Currently, we do not support the deployments cases for low latency (< 1s) applications or high volume lookups.
The Peltarion Platform limitation is 30 s hard timeout for requests and max 200 MB total request payload.
For large models, latency will be dominated by the execution time of the model, while the overhead of the request itself will tend to be the dominating factor for small models. The first time a model is invoked via the API it is loaded into memory which will add some extra latency proportional to the size and complexity of the model. Once the model is loaded it will stay loaded for a while and subsequent requests will be quicker. After some time if not used the model may be unloaded and the extra latency to load the model again will be incurred on the next request.

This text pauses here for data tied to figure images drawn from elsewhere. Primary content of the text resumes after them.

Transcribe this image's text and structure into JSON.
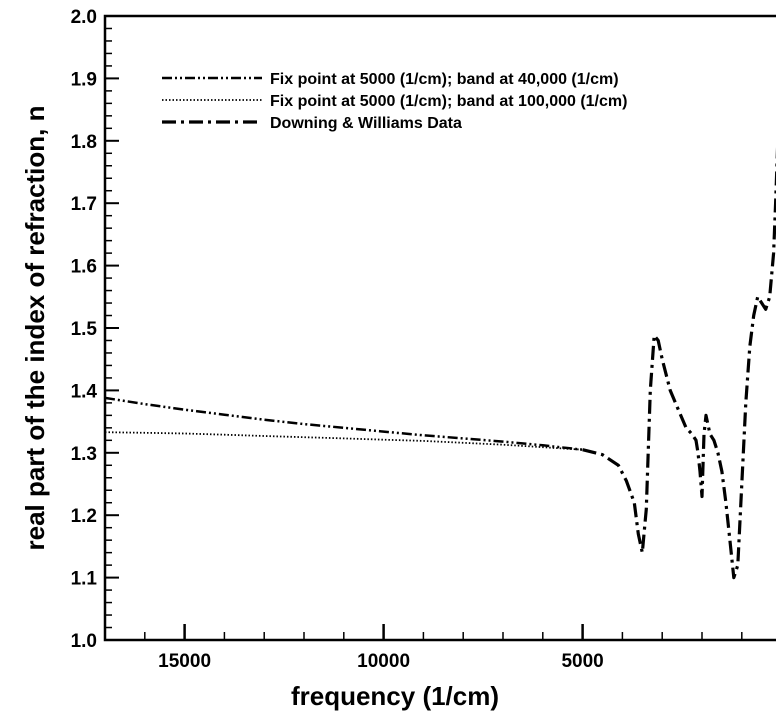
{
  "chart_data": {
    "type": "line",
    "title": "",
    "xlabel": "frequency (1/cm)",
    "ylabel": "real part of the index of refraction, n",
    "xlim": [
      17000,
      0
    ],
    "ylim": [
      1.0,
      2.0
    ],
    "x_reversed": true,
    "x_ticks": [
      15000,
      10000,
      5000
    ],
    "y_ticks": [
      1.0,
      1.1,
      1.2,
      1.3,
      1.4,
      1.5,
      1.6,
      1.7,
      1.8,
      1.9,
      2.0
    ],
    "y_tick_labels": [
      "1.0",
      "1.1",
      "1.2",
      "1.3",
      "1.4",
      "1.5",
      "1.6",
      "1.7",
      "1.8",
      "1.9",
      "2.0"
    ],
    "grid": false,
    "legend_position": "top-left",
    "series": [
      {
        "name": "Fix point at 5000 (1/cm); band at 40,000 (1/cm)",
        "style": "dash-dot-dot",
        "x": [
          17000,
          16000,
          15000,
          14000,
          13000,
          12000,
          11000,
          10000,
          9000,
          8000,
          7000,
          6000,
          5000
        ],
        "y": [
          1.388,
          1.378,
          1.369,
          1.361,
          1.353,
          1.346,
          1.34,
          1.334,
          1.328,
          1.323,
          1.318,
          1.312,
          1.305
        ]
      },
      {
        "name": "Fix point at 5000 (1/cm); band at 100,000 (1/cm)",
        "style": "dotted",
        "x": [
          17000,
          16000,
          15000,
          14000,
          13000,
          12000,
          11000,
          10000,
          9000,
          8000,
          7000,
          6000,
          5000
        ],
        "y": [
          1.333,
          1.332,
          1.331,
          1.329,
          1.327,
          1.325,
          1.323,
          1.321,
          1.319,
          1.316,
          1.313,
          1.309,
          1.305
        ]
      },
      {
        "name": "Downing & Williams Data",
        "style": "dash-dot",
        "x": [
          5000,
          4500,
          4100,
          3900,
          3700,
          3600,
          3500,
          3400,
          3300,
          3200,
          3100,
          3000,
          2800,
          2600,
          2400,
          2250,
          2150,
          2100,
          2050,
          2000,
          1950,
          1900,
          1800,
          1700,
          1600,
          1500,
          1400,
          1300,
          1200,
          1100,
          1000,
          900,
          800,
          700,
          600,
          500,
          400,
          300,
          200,
          150,
          100
        ],
        "y": [
          1.305,
          1.297,
          1.28,
          1.255,
          1.22,
          1.17,
          1.14,
          1.21,
          1.4,
          1.488,
          1.48,
          1.45,
          1.4,
          1.37,
          1.34,
          1.33,
          1.32,
          1.3,
          1.27,
          1.23,
          1.33,
          1.36,
          1.33,
          1.32,
          1.3,
          1.27,
          1.22,
          1.16,
          1.1,
          1.12,
          1.25,
          1.38,
          1.47,
          1.52,
          1.55,
          1.54,
          1.53,
          1.55,
          1.62,
          1.7,
          1.79
        ]
      }
    ]
  }
}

When sending input using JSON it is possible to provide a batch of samples in a single request that will be processed together. The time to execute the batch is proportional to the number of samples provided but the request overhead will be amortized over the entire batch. Thus, using batches is much more efficient if many samples need to be processed, especially if the model is not so big.
Input data is required to be in exactly the same format as the data used for training.
Example: If 28x28 grayscale pixel-images were used, then 28x28 grayscale pixel-images need to be posted.
Example: If a [1000, 10, 10, 3] npy-tensor was used for training (i.e. 1000 examples of, [10, 10, 3] tensors) then a [1, 10, 10, 3] npy of the same data type need to be posted.